I'm not sure where to go after acknowledging that Fq1->q = -Fq2->q

Let's see ...

q₁ is twice the distance from q₂ that Q is from q₂, and we have an inverse square law.

 

[rocapp]

So that means the force is (3.7^2) = ~14 nC?

 

[SammyS]

So that means the force is (3.7^2) = ~14 nC?

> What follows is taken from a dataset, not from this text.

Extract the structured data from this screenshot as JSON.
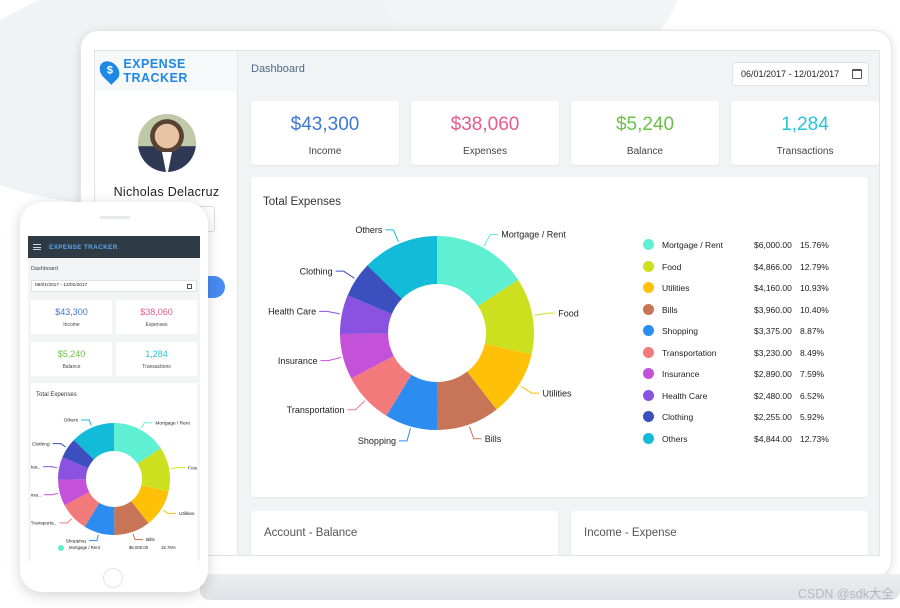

The unit for force is not Coulombs .

Why would you square the charge anyway ?

 

[rocapp]

I misunderstood the inverse square law.

F=q1=q2=k*q1*q2/r^2 = k*q1*Q/(r/2)^2

(9x10^9)*(q1*q2)/400 = (9x10^9)*q1*(3.7)/100

q1*q2/400 = q1*0.037
q2 = 14.8 N = F

Is that correct?

 

[SammyS]

I misunderstood the inverse square law.

F=q1=q2=k*q1*q2/r^2 = k*q1*Q/(r/2)^2

(9x10^9)*(q1*q2)/400 = (9x10^9)*q1*(3.7)/100

q1*q2/400 = q1*0.037
q2 = 14.8 N = F

Is that correct?

Doubling distance reduces force to 1/4 , so to compensate for that, charge must be 4 times what is would be at Q . (Of course with opposite sign.)

So, is 14.8 = (4)(3.7) ?

... Yes. So you're O.K.

 

[rocapp]

Oh! Wow, that's a lot simpler than I was trying to make it. Thanks!